Their new-found joie de vivre can be keenly felt within opening track ‘Keeps Me Light’. The dreamy, thoughtful wandering of the verses arrives at purpose with the revelatory chorus. Embracing the chaos with such lines as “I don’t care if the darkness is soon to arrive … I don’t mind if the dawn doesn’t follow the night“, the already compelling chorus becomes damn near irresistible as it evolves into a vibrant and raucous a Capella sing-along.
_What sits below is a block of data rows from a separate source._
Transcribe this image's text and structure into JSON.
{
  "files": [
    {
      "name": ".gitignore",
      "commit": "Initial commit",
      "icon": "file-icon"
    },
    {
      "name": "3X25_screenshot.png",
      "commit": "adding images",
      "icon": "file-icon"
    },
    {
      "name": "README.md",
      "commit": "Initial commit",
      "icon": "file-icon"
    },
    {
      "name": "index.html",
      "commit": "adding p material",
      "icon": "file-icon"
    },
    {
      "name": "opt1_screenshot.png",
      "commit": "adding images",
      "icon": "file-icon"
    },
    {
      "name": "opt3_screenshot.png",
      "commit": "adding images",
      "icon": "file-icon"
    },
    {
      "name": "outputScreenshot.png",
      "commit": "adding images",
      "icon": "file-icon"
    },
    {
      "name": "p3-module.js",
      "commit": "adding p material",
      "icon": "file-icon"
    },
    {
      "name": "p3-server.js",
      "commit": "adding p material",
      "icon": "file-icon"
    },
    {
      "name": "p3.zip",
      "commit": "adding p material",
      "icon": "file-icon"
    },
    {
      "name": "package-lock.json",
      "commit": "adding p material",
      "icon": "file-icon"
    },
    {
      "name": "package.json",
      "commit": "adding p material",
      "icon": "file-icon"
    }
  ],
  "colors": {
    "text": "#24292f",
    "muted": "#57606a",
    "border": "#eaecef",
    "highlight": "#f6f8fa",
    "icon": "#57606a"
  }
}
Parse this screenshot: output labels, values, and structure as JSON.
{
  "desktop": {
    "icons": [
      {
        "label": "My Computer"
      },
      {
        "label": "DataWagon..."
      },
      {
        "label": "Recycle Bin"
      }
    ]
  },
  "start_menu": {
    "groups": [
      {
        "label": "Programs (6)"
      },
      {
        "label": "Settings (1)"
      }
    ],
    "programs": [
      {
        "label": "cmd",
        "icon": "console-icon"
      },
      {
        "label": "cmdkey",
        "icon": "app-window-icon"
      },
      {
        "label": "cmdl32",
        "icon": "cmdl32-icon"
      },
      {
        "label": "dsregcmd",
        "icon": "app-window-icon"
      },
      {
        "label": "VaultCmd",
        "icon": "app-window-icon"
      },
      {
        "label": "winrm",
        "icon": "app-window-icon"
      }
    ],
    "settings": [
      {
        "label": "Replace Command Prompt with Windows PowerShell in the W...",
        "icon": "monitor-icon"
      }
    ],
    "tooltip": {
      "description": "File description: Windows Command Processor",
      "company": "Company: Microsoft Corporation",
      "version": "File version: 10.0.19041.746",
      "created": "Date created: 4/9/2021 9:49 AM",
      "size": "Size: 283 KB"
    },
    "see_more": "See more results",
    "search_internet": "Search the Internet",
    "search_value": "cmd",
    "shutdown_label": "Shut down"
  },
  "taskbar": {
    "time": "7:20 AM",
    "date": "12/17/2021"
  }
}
However, most of Juniors‘ highlights come from its quiet moments of reflection. The more stripped back folk offerings that seek to savour the time we have and the people we’re lucky enough to share it with (“Not tryin’ to live forever, To me, that sounds like hell, ‘Cause we got a moment here…” on ‘The Mountain’). Tracks like ‘Raindrop’ which reflect on the things in life we can’t change, and espouse the need to take all that doubt and strife and learn to let go (“There’s enough about tomorrow that we know today, To come down into this sorrow in another way, And who knows what will be waiting, so let it get away“).
That’s the thing about ‘wonder’ – it’s something we generally think of as being grand and emphatic, but often the most profound revelations are born through the little things. New love isn’t formed through showy declarations and bouquets of roses, it’s all sparked by a mere glance or a smile. In the right moment the little things are wonder enough. The duo’s rekindled sense of adventure and desire to approach the world with a beginner’s eyes sometimes works against them on this record. Tracks like ‘Locked Out’, ‘Hear It Again’ and ‘Come Outside’ tend to interpret wonder by throwing everything the pair have got at you. Various layers of synths, strings, samples, backing vocals and electronic beats, all building upon the bedrock of folk. It leaves these moments feeling a bit too cluttered, embracing the chaos a little too literally. The most poignant snippets of lyricism get lost in the hectic arrangements, and they lack an absorbing hook of the calibre of album highlight ‘Keeps Me Light’ to compensate. That said, I’m willing to take the lesson of letting things go to heart, as Juniors‘ touching moments of tenderness are more than worth the few instances where Tall Heights happen to get a little carried away.